Let me take just a moment here to say, hospice is awesome! This is a group of people who give all they have to make end of life care the best that it can be. They truly love their patients, often allowing a strong bond to form despite knowing the person will die soon. Hospice teams specialize in palliative care – that is, care which focuses purely on making a patient more comfortable when a cure is no longer possible. Some individuals are under the misconception that hospice workers hasten death. This just isn’t true (not to mention it’s illegal). They will not hasten death, but they also understand there may come a time when someone is so ill they no longer desire life sustaining measures (oxygen, feeding tubes, etc), and they will withhold these things without making the patient feel guilty if it is truly what a patient desires. Thus, hospice workers can be a welcome respite for a dying person, who finds they can be open with their case workers about stuff most healthy people cannot understand.

One way in which hospice care is greatly undervalued is the way in which they help the patient’s family. Not only does hospice specialize in helping smooth the process when it comes to the practical issues of dying (living will, power of attorney, any special funeral wishes, etc), they also have social workers who specialize in helping loved ones deal with the stress of caring for a severely ill person, as well as the grief after that person is gone. I know my husband has benefitted tremendously from having a listening ear – someone who understands what he’s going through and can offer non-judgmental compassion and advice. This also helps me, as it makes me feel better knowing my husband has a solid support system in place. Caring for someone with severe ME is particularly trying, so I’m glad he has someone to talk to who understands.

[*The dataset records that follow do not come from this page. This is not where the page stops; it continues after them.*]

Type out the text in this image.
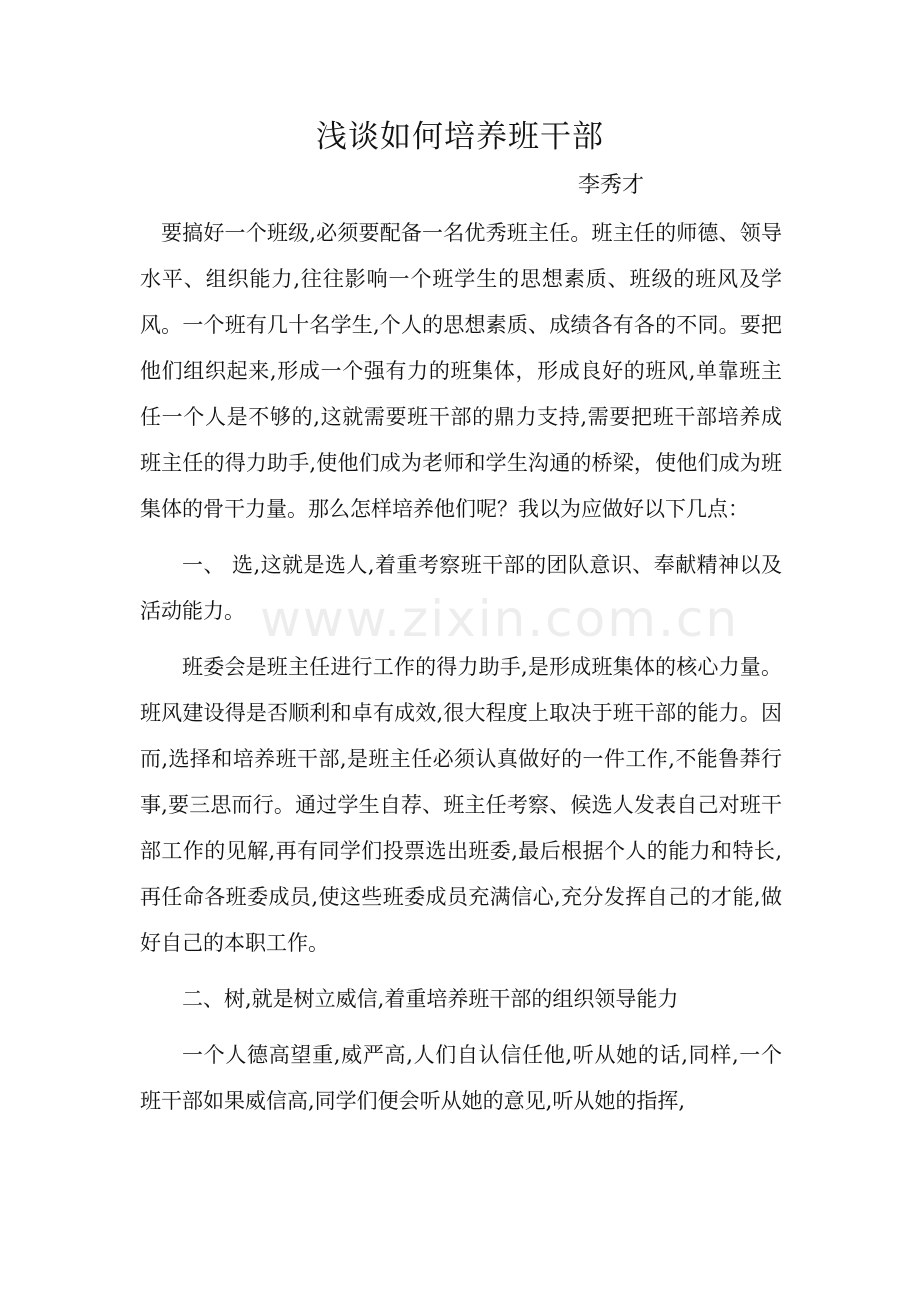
浅谈如何培养班干部
李秀才

要搞好一个班级,必须要配备一名优秀班主任。班主任的师德、领导水平、组织能力,往往影响一个班学生的思想素质、班级的班风及学风。一个班有几十名学生,个人的思想素质、成绩各有各的不同。要把他们组织起来,形成一个强有力的班集体，形成良好的班风,单靠班主任一个人是不够的,这就需要班干部的鼎力支持,需要把班干部培养成班主任的得力助手,使他们成为老师和学生沟通的桥梁，使他们成为班集体的骨干力量。那么怎样培养他们呢？我以为应做好以下几点：

一、 选,这就是选人,着重考察班干部的团队意识、奉献精神以及活动能力。

班委会是班主任进行工作的得力助手,是形成班集体的核心力量。班风建设得是否顺利和卓有成效,很大程度上取决于班干部的能力。因而,选择和培养班干部,是班主任必须认真做好的一件工作,不能鲁莽行事,要三思而行。通过学生自荐、班主任考察、候选人发表自己对班干部工作的见解,再有同学们投票选出班委,最后根据个人的能力和特长,再任命各班委成员,使这些班委成员充满信心,充分发挥自己的才能,做好自己的本职工作。

二、树,就是树立威信,着重培养班干部的组织领导能力

一个人德高望重,威严高,人们自认信任他,听从她的话,同样,一个班干部如果威信高,同学们便会听从她的意见,听从她的指挥,

www.zixin.com.cn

There is so much more I’d like to write. Unfortunately, health constraints make this impossible. I just had to take a moment to give credit where credit is due. My hospice team has been all I could ever want at this stage of life. They have taken time to study my condition (which none of them had heard of prior to meeting me), are careful not to make their visits any harder than necessary on my body, and have become the closest thing to friends a medical team can be. And while I’d like to think my team is special, from what I’ve heard, this level of care is the norm for hospices across the country – and perhaps in some other countries as well. Many times I think people are afraid when doctors recommend hospice for a loved one. They feel it means the end is near. While this may be true, trust me when I say hospice will not hasten death. They will only make an individual’s remaining life the absolute best that it can be, however long it is. That said, if you or a loved one have the chance to receive this form of care, take it! You can always leave if you get better (or for some reason decide you no longer want it). And to all the hospice workers out there: thank you. Thank you for doing what you do, and doing it so well. My life, however much is left of it, would be so much worse without you! Keep up the awesome work!